Ubuntu Linux, Day 25: Tracking Personal Finances

30 Days With Ubuntu Linux: Day 25

Along with email, writing, Web surfing, and social networking, keeping track of my finances is one of the tasks I rely on my PC for, and that I need to figure out how to accomplish during my 30 Days With Ubuntu Linux. My experiment trying to get Quicken to work in Wine failed to deliver, so today I am looking at options in Ubuntu Linux to replace Quicken.

I opened up the Ubuntu Software Center and entered 'finance' as a search term. There were a total of six apps that came up in the results, but the two with the most ratings-each with an average of 4.5 stars-were GnuCash Finance Management, and KmyMoney. I installed them both.

Need a QIF

I need some way to manage my personal finances in Ubuntu Linux.
The first time I started GnuCash, it started with a wizard that asked if I wanted to set up new accounts from scratch, or import a QIF (Quicken Interchange Format)--a legacy file format formerly used by Intuit's Quicken software. When I opened up KmyMoney and clicked on File - Import QIF was also on the top of the list for file formats to import from (ironically, the second import source on the list was to import data from GnuCash).

Quicken 2011 doesn't use QIF files any more--the default format for downloading data from the Web is QFX. Both tools provide a means of importing a QFX file, but my bank doesn't seem to offer a way for me to just download the QFX file directly. The Quicken data stored on my PC is in QDF format, which neither program can import. So, I rebooted into Windows, opened Quicken, and exported my account and transaction details to a QIF file. Then, I rebooted back to Ubuntu Linux so I could import the file into the finance apps.


GnuCash asked a lot of questions during the import process. As it attempted to map accounts from the QIF file to accounts in GnuCash, or transaction categories to types in GnuCash, or payees from Quicken to payees in GnuCash I simply accepted whatever GnuCash suggested and clicked 'Forward' because I certainly don't have any better idea how to map those things out.
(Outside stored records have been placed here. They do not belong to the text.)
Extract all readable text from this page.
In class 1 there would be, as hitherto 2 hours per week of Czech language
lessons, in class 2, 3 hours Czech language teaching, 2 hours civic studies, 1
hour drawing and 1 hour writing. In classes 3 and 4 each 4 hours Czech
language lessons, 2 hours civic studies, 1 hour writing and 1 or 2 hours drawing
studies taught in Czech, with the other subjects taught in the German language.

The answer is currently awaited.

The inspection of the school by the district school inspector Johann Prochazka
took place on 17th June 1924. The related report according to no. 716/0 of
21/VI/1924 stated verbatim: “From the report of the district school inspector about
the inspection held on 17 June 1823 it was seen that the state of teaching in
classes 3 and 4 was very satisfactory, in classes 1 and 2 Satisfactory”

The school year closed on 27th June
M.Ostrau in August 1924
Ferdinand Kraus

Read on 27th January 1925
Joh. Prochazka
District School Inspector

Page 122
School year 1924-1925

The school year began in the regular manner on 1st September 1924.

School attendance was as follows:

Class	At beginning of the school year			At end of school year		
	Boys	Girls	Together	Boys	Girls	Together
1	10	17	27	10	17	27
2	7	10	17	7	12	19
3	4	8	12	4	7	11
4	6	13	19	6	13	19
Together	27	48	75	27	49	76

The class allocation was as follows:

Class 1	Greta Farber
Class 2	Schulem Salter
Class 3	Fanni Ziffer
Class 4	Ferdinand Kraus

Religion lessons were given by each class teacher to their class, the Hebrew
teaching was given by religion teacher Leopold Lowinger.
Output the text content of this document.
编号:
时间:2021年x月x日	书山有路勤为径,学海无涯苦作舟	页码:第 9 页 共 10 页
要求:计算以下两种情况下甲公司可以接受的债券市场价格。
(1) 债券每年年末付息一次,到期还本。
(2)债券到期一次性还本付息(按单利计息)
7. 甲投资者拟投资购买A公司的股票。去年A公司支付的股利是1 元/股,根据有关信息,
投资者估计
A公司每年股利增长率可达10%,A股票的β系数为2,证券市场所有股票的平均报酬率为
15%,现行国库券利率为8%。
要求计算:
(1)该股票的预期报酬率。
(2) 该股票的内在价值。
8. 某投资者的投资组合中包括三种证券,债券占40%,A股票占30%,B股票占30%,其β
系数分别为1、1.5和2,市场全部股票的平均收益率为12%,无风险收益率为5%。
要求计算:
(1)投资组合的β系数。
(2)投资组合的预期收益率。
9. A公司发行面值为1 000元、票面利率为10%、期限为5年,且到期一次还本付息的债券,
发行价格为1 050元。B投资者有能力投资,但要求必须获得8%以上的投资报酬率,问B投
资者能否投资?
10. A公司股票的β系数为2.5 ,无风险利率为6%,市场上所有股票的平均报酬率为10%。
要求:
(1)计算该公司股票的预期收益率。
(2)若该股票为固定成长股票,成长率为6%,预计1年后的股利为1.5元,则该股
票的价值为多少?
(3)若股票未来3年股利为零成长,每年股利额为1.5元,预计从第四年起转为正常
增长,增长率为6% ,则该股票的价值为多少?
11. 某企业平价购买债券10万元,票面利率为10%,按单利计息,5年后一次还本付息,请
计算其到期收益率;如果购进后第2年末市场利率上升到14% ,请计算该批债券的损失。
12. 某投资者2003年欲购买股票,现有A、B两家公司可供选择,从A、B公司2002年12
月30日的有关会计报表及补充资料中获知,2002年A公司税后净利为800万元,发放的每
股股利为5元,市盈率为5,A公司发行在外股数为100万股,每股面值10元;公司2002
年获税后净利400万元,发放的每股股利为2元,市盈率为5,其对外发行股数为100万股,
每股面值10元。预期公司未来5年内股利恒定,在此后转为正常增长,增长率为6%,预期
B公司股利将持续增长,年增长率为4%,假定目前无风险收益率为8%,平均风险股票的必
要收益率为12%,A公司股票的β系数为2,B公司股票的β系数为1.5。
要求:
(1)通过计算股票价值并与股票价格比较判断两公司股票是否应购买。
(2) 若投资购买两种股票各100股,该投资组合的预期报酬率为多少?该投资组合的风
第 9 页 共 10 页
Once it completed, the GnuCash application began with all of my Quicken data imported. The main screen is a list of accounts. The problem is that GnuCash interpreted every payment category as an 'account', so I have an 'account' for clothing, and an 'account' for groceries. My actual accounts are on the list as well, though.

I can't tell offhand if that is a 'feature' of GnuCash, or an issue introduced by me not taking the time to tediously walk through the install process and do a better job of mapping things than what GnuCash did on its own. I will say, although it makes the default screen a bit of a mess, and makes it more difficult to find the real accounts, having a complete breakdown of each spending category available at the click of a mouse has its perks.